Researchers had people solve a variety of problems, including plain fractions and reading comprehension, through an online platform that paid them for their work. They conducted three experiments, each involving several hundred people. Some participants gained access to an AI assistant capable of solving the problem on their own. When the AI ​​helper was suddenly taken away, they were much more likely to give up on the problem or answer incorrectly. The study suggests that widespread operate of artificial intelligence may enhance productivity at the expense of developing basic problem-solving skills.

“It’s not that we should ban artificial intelligence in education or the workplace,” says Michiel Bakker, an assistant professor at MIT involved in the study. “AI can clearly help people perform better in the moment, and that can be valuable. But we should be more careful about what kind of help AI provides and when.”

I recently met Bakker, who has a messy hairstyle and a wide smile, on the MIT campus. He comes from the Netherlands, previously worked at Google DeepMind in London. He told me that a famous essay along the way, artificial intelligence can weaken humans over time, inspired him to think about how technology may already be weakening human abilities.
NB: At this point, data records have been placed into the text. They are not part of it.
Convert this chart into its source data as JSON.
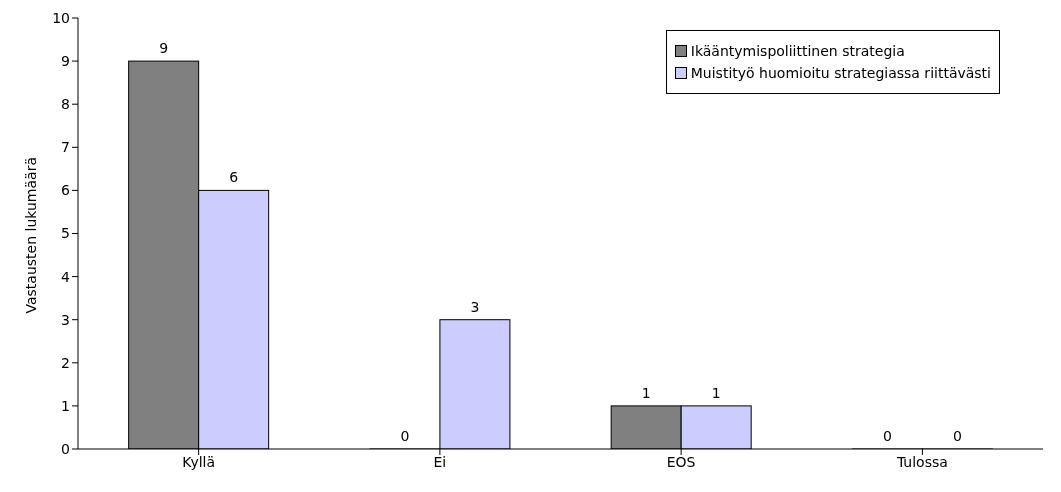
{
  "chart_data": {
    "type": "bar",
    "ylabel": "Vastausten lukumäärä",
    "categories": [
      "Kyllä",
      "Ei",
      "EOS",
      "Tulossa"
    ],
    "series": [
      {
        "name": "Ikääntymispoliittinen strategia",
        "color": "#808080",
        "values": [
          9,
          0,
          1,
          0
        ]
      },
      {
        "name": "Muistityö huomioitu strategiassa riittävästi",
        "color": "#ccccff",
        "values": [
          6,
          3,
          1,
          0
        ]
      }
    ],
    "ylim": [
      0,
      10
    ],
    "yticks": [
      0,
      1,
      2,
      3,
      4,
      5,
      6,
      7,
      8,
      9,
      10
    ],
    "grid": false,
    "legend": "top right",
    "data_labels": true
  }
}
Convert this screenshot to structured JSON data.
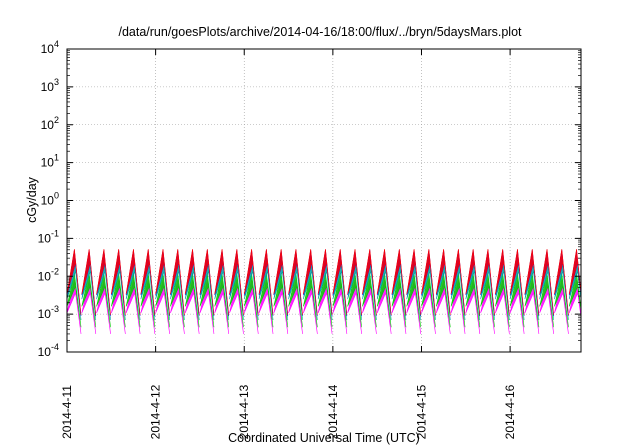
{
  "chart_data": {
    "type": "line",
    "title": "/data/run/goesPlots/archive/2014-04-16/18:00/flux/../bryn/5daysMars.plot",
    "xlabel": "Coordinated Universal Time (UTC)",
    "ylabel": "cGy/day",
    "yscale": "log",
    "ylim": [
      0.0001,
      10000
    ],
    "y_ticks": [
      {
        "base": "10",
        "exp": "-4"
      },
      {
        "base": "10",
        "exp": "-3"
      },
      {
        "base": "10",
        "exp": "-2"
      },
      {
        "base": "10",
        "exp": "-1"
      },
      {
        "base": "10",
        "exp": "0"
      },
      {
        "base": "10",
        "exp": "1"
      },
      {
        "base": "10",
        "exp": "2"
      },
      {
        "base": "10",
        "exp": "3"
      },
      {
        "base": "10",
        "exp": "4"
      }
    ],
    "x_ticks": [
      "2014-4-11",
      "2014-4-12",
      "2014-4-13",
      "2014-4-14",
      "2014-4-15",
      "2014-4-16"
    ],
    "xlim_days": [
      0,
      5.8
    ],
    "grid": true,
    "legend": "none",
    "sawtooth_period_hours": 4,
    "series": [
      {
        "color": "#ff0000",
        "peak": 0.052,
        "trough": 0.00095
      },
      {
        "color": "#0000ff",
        "peak": 0.05,
        "trough": 0.0009
      },
      {
        "color": "#00a0a0",
        "peak": 0.03,
        "trough": 0.0007
      },
      {
        "color": "#00cc00",
        "peak": 0.012,
        "trough": 0.00045
      },
      {
        "color": "#ff00ff",
        "peak": 0.008,
        "trough": 0.0003
      }
    ]
  }
}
The essay is somewhat bleak because it suggests that disempowerment is inevitable. That said, perhaps figuring out how AI can assist people develop their own mental abilities should be part of aligning models with human values.
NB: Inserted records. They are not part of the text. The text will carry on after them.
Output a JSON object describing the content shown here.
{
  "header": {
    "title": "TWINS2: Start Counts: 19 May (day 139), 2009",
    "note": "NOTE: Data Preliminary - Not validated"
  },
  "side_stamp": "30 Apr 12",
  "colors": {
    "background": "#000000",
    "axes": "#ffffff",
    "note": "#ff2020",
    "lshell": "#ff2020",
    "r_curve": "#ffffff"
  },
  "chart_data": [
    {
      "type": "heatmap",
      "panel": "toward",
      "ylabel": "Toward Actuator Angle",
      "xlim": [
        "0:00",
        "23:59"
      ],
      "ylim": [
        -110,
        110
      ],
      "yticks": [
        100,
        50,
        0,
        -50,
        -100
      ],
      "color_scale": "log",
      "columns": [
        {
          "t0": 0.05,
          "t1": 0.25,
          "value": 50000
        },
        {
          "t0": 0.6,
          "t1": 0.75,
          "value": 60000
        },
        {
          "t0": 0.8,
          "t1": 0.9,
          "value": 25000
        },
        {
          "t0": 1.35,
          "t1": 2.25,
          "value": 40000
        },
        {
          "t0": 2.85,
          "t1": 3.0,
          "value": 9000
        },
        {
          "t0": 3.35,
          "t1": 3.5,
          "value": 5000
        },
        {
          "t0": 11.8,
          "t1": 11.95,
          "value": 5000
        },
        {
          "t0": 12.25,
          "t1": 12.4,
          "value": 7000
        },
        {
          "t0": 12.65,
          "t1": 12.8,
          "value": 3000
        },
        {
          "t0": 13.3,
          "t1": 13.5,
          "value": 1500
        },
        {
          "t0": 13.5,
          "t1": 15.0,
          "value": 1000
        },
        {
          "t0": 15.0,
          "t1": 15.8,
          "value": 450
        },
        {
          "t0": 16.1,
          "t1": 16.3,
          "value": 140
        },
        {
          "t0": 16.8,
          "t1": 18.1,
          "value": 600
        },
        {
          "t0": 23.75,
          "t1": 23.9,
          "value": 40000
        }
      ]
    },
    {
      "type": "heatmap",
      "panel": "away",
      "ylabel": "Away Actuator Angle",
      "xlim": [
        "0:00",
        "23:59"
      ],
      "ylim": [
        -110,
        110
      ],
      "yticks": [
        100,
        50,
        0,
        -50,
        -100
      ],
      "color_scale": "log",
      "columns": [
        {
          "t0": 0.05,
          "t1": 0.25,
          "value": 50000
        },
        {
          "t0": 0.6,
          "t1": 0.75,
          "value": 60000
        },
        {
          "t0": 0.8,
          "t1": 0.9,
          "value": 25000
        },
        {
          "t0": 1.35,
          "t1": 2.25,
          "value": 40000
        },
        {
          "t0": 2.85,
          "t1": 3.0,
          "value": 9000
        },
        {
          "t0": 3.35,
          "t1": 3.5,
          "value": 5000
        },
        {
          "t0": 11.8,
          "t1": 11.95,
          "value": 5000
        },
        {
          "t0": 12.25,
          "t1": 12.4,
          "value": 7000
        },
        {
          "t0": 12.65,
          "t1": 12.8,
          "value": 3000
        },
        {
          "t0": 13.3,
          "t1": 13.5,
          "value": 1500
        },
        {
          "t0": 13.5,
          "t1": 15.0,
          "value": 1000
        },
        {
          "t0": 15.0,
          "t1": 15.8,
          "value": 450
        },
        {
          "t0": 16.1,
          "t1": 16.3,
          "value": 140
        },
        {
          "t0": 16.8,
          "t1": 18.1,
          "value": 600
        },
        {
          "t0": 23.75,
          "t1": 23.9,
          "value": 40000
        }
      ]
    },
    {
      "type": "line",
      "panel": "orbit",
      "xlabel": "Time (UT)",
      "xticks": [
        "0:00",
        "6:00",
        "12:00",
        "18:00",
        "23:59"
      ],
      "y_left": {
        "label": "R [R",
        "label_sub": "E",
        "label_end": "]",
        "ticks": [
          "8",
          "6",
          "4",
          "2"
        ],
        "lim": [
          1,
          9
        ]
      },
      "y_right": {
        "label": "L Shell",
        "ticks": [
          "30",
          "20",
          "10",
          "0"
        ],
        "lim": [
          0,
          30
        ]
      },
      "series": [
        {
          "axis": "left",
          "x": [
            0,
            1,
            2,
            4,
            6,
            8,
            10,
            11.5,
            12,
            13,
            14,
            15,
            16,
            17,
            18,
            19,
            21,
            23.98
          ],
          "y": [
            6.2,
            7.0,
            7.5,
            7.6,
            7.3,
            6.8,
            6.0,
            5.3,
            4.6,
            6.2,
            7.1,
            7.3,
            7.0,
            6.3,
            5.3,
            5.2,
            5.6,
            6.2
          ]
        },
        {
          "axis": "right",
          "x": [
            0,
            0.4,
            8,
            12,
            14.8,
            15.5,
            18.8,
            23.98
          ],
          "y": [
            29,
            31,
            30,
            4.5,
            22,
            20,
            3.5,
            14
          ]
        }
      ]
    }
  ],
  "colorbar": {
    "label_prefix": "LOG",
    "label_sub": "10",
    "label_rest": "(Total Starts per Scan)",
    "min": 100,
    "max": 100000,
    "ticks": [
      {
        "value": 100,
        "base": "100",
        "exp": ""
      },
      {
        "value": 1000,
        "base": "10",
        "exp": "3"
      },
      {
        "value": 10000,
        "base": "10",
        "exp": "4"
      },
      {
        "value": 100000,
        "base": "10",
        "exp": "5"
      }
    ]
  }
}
“It’s fundamentally a cognitive question – about persistence, learning, and how people respond to difficulties,” Bakker says. “We wanted to take these broader concerns about long-term human-AI interaction and explore them in controlled experimental settings.”

The study’s results seem particularly concerning, Bakker says, because the willingness to persist in solving problems is crucial in acquiring novel skills and also predicts a person’s ability to learn over time.

Bakker says it may be necessary to rethink how AI tools work so that, like a good teacher, models sometimes prioritize a person’s learning over solving their problem. “Systems that provide direct responses can have very different long-term effects than systems that support, train or challenge the user,” says Bakker. However, he admits that balancing this kind of “paternalistic” approach can be tough.

Artificial intelligence companies are already thinking about the more subtle effects their models can have on users. The adulation of certain models – that is, the likelihood that they will agree with users and patronize them – is something like this OpenAI has tried to soften its approach with newer versions of GPT.

Putting too much faith in artificial intelligence seems particularly problematic when the tools may not perform as expected. Agentic AI systems are particularly unpredictable because they perform complicated tasks on their own and can introduce strange bugs. It makes you wonder what Claude Code and Codex do to the skills of programmers who may sometimes need to fix bugs they introduce.

Perhaps instead of just trying to solve the problem for me, OpenClaw should have stopped and taught me how to solve the problem myself. As a result, I could have a more proficient computer and brain.